NOC plans to import LPG from Paradip on regular basis
Kathmandu, July 13
Transportation cost of liquefied petroleum gas (LPG) will go up in the coming days as Nepal Oil Corporation (NOC) is preparing to import cooking gas on a regular basis from Paradip refinery of Indian Oil Corporation (IOC), located in Odisha state.
The state-owned petroleum company has recently asked LPG bottling plants to make product delivery order (PDO) to import LPG from Paradip on a regular basis as the IOC has said that supply from Barauni refinery to Nepal will be cut in the future citing rising demand in their own locality.
IOC’s Barauni refinery is the nearest refinery from Nepal. The distance to Barauni refinery from Birgunj border is around 254 km, whereas Paradip is 1,040 km far from Birgunj.
“Though LPG is quite cheaper in Paradip than in Barauni, it will not cover all the cost incurred in transportation,” said Kush Prasad Mally, vice president of Nepal LP Gas Industry Association (NLPGIA).
Bottling plants need to lease more bullets to transport cooking fuel from Paradip.

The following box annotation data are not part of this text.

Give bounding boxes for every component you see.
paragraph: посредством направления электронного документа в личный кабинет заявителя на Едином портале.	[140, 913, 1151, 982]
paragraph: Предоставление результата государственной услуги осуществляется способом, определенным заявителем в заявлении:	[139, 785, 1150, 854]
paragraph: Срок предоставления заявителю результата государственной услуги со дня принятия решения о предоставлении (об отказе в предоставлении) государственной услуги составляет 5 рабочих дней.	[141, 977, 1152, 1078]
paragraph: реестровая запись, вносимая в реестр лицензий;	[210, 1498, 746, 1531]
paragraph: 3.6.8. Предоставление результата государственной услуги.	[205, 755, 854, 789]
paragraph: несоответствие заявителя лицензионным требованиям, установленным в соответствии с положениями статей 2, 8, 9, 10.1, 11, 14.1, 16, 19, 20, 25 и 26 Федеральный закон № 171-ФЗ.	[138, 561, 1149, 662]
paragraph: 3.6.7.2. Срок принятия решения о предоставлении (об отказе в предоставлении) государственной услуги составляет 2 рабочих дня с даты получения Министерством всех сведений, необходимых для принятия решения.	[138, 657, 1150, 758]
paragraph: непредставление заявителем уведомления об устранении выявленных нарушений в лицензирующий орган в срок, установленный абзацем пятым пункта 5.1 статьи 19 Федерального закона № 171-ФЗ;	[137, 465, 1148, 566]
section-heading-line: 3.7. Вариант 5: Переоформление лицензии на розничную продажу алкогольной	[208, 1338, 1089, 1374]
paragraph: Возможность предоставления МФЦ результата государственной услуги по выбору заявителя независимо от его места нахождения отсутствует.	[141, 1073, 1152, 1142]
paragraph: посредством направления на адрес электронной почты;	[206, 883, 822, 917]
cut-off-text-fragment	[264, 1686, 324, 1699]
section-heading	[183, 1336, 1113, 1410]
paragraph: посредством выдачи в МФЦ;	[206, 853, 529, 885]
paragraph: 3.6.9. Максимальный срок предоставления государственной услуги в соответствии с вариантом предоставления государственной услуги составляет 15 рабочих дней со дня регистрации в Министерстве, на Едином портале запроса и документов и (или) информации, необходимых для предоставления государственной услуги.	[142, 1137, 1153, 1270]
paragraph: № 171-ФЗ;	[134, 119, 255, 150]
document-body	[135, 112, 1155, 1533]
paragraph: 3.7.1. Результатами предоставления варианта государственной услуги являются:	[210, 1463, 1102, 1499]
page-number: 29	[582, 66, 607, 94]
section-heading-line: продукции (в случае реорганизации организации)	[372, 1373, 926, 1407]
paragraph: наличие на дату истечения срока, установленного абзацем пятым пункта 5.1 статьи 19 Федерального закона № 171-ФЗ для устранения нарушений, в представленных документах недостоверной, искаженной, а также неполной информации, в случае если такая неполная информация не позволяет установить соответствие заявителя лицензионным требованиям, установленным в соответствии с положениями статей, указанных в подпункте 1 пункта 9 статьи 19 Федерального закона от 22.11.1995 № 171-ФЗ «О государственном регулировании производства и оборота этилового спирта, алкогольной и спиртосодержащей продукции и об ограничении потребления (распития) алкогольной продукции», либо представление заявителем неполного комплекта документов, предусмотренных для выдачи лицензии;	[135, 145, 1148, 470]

“Due to the long distance, a bullet can transport LPG only two times in a month from Paradip as compared to at least three times from Barauni,” as per Mally.
The Barauni refinery caters to 50 per cent of country’s LPG demand at present, with remaining amount being imported from Haldia and Mathura. Nepal is entirely reliant on India for fuel import.
Initially, NOC will issue product delivery order of 10,000 tonnes for mid-July to mid-August, which IOC has pledged as additional supply for Nepal to make up for the shortfall caused during the disruptions in supply lines from India that has caused a prolonged crisis.
The country has been facing perennial shortage of cooking gas during winter season when supply from Barauni is cut as demand of LPG surges in India.
The additional quantity from India is expected to end erratic distribution of cooking fuel when consumers have been compelled to keep their cylinders in queue to get LPG. Demand for cooking gas always increases during festive season and peaks during winter. Demand for LPG peaks to around 30,000 tonnes per month during the winter season from 25,000 tonnes at normal times.
“To end perennial problem of LPG shortage during winter season, we have looked at Paradip as an alternate supply point,” said Mukunda Ghimire, spokesperson for NOC.
As per NOC, IOC refineries, which are currently allowed to dispatch load to Nepal, are unable to increase monthly supply to above 30,000 tonnes. In this situation, Paradip could be a major supply point for Nepal in the future as the demand of cooking gas has been surging by 13 per cent every year.
Paradip is one of IOC’s largest refineries, which can supply sufficient quantity to Nepal.